Homework solutions should be typeset in LaTeX. It is the typesetting language of scientific publications, so get to know it. If you absolutely cannot handle LaTeX , then you should turn in neatly hand-written solutions. Do not turn in ASCII text -- math in ASCII is like nails on a chalkboard. (And math in MS Word is not much better...)
Stick to the notation we develop in class. When you need to create your own notation, think hard about it! Vague, under-defined, or otherwise imprecise notation hampers understanding, and generally makes me grumpy. (You don't want me to be grumpy.)
You may work in groups of up to three people on homework assignments. If you work with one or more person then you should turn in a single writeup. I urge you to understand everything that you turn in. If you let group-mates carry you on homework assignments, it will be obvious and I will take a negative view on this when grading.
Late homeworks will be accepted only under extreme circumstances, e.g. death in the family, incapacitating personal illness, emergency involving your children, attending a conference. Please talk to me as soon as possible if you think you will need to be late turning in an assignment.
Fully acknowledge the source of any outside ideas, whether it be a book, paper, website, or colleague.

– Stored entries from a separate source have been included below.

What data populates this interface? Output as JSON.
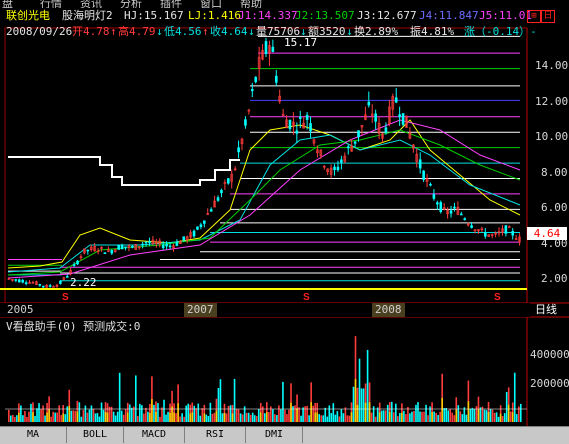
{
  "menu": [
    "盘",
    "行情",
    "资讯",
    "分析",
    "插件",
    "窗口",
    "帮助"
  ],
  "header1": {
    "name": "联创光电",
    "indicator": "股海明灯2",
    "hj": "HJ:15.167",
    "lj": "LJ:1.416",
    "j1": "J1:14.337",
    "j2": "J2:13.507",
    "j3": "J3:12.677",
    "j4": "J4:11.847",
    "j5": "J5:11.01"
  },
  "header2": {
    "date": "2008/09/26",
    "open": "开4.78",
    "open_arrow": "↑",
    "high": "高4.79",
    "high_arrow": "↓",
    "low": "低4.56",
    "low_arrow": "↑",
    "close": "收4.64",
    "close_arrow": "↓",
    "vol": "量75706",
    "vol_arrow": "↓",
    "amt": "额3520",
    "amt_arrow": "↓",
    "turnover": "换2.89%",
    "amp": "振4.81%",
    "chg": "涨（-0.14）-"
  },
  "price_axis": [
    "14.00",
    "12.00",
    "10.00",
    "8.00",
    "6.00",
    "4.00",
    "2.00"
  ],
  "high_label": "15.17",
  "low_label": "2.22",
  "last_price": "4.64",
  "dates": [
    "2005",
    "2007",
    "2008"
  ],
  "period_label": "日线",
  "volume": {
    "title": "V看盘助手(0) 预测成交:0",
    "axis": [
      "400000",
      "200000"
    ]
  },
  "tabs": [
    "MA",
    "BOLL",
    "MACD",
    "RSI",
    "DMI"
  ],
  "colors": {
    "up": "#ff3c3c",
    "down": "#00ffff",
    "bg": "#000000"
  },
  "chart_data": {
    "type": "line",
    "close": [
      2.6,
      2.5,
      2.4,
      2.2,
      2.3,
      3.0,
      4.0,
      4.2,
      4.0,
      4.3,
      4.2,
      4.5,
      4.4,
      4.3,
      4.6,
      5.0,
      6.0,
      7.0,
      8.0,
      10.5,
      13.5,
      15.0,
      11.0,
      10.5,
      11.0,
      9.0,
      8.0,
      9.0,
      10.0,
      11.5,
      10.0,
      12.0,
      10.5,
      8.5,
      7.0,
      6.0,
      6.2,
      5.5,
      5.0,
      4.8,
      5.2,
      4.64
    ],
    "ylim": [
      1.5,
      15.5
    ]
  }
}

It's the right thing to do, and it's necessary for writing good research papers. You may share ideas with someone else as long as you acknowledge them. Failure to acknowledge outside sources will also make me grumpy.
What textbook(s) will we use?
There is no official textbook. I will make somewhat frequent reference to the Bellare-Rogaway course notes, although these are very much in draft form. The Handbook of Applied Cryptography is a useful resource, and free. Also, Katz and Lindell's Introduction to Modern Cryptography provides a nice treatment of most of the material we will cover (and more), but uses a different approach to making security statements. We will also make use of papers and other on-line resources, which I will make available on the course page.
When/Where do we meet?
Tuesday 8:30-10:25, Thursday 9:35-10:25 (CSE E119)

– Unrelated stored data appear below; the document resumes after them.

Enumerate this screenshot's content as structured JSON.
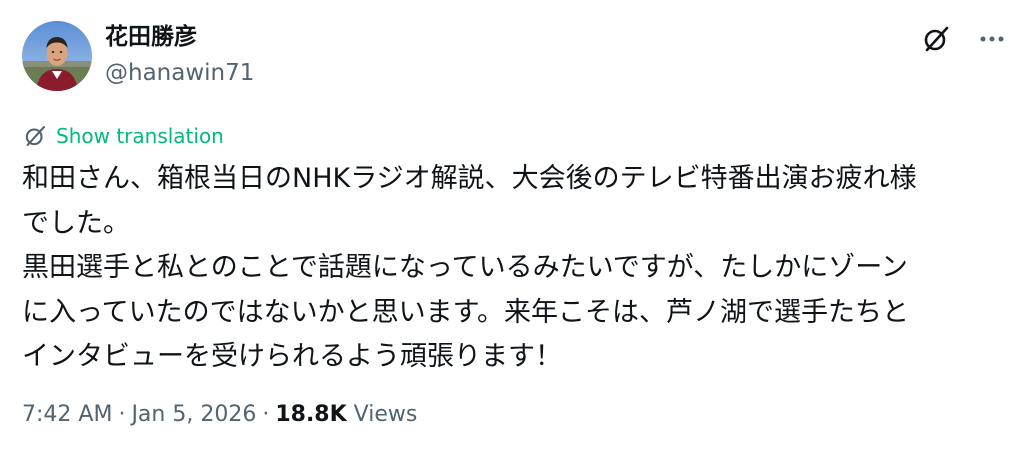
{
  "tweet": {
    "author": {
      "display_name": "花田勝彦",
      "handle": "@hanawin71",
      "avatar": "profile-photo"
    },
    "actions": {
      "grok_icon": "grok-icon",
      "more_icon": "more-horizontal-icon"
    },
    "translate": {
      "icon": "translate-icon",
      "label": "Show translation"
    },
    "body_lines": [
      "和田さん、箱根当日のNHKラジオ解説、大会後のテレビ特番出演お疲れ様",
      "でした。",
      "黒田選手と私とのことで話題になっているみたいですが、たしかにゾーン",
      "に入っていたのではないかと思います。来年こそは、芦ノ湖で選手たちと",
      "インタビューを受けられるよう頑張ります！"
    ],
    "meta": {
      "time": "7:42 AM",
      "separator": "·",
      "date": "Jan 5, 2026",
      "views_count": "18.8K",
      "views_label": "Views"
    },
    "colors": {
      "text": "#0f1419",
      "secondary": "#536471",
      "translate_accent": "#00ba7c"
    }
  }
}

Office Hours: TBD and by appointment, MAE (Materials Engineering) 209 [map]
Do you have any hints for success?
- Read the course notes and ASK QUESTIONS when things are unclear.
- Work hard. (Duh!)
- Come to class on time.
- Participate in class!
- Don't be afraid to struggle on your own with the material. Your classmates and the web are great resources, but nothing will strengthen your mind as much as honest effort.
- That said, there is no shame in asking for help.
- Be polite to your classmates. You may be better than them at mathematics, writing proofs, etc., but that doesn't make you a superior person.
- Don't plagiarize, or try to fake your way through this class.
A reminder about academic honesty...
All forms of academic dishonesty, cheating, and fraud will be treated in accordance with UF policy. If you are not clear as to what constitutes academic dishonesty in this course, please come and talk to me. Better safe than sorry!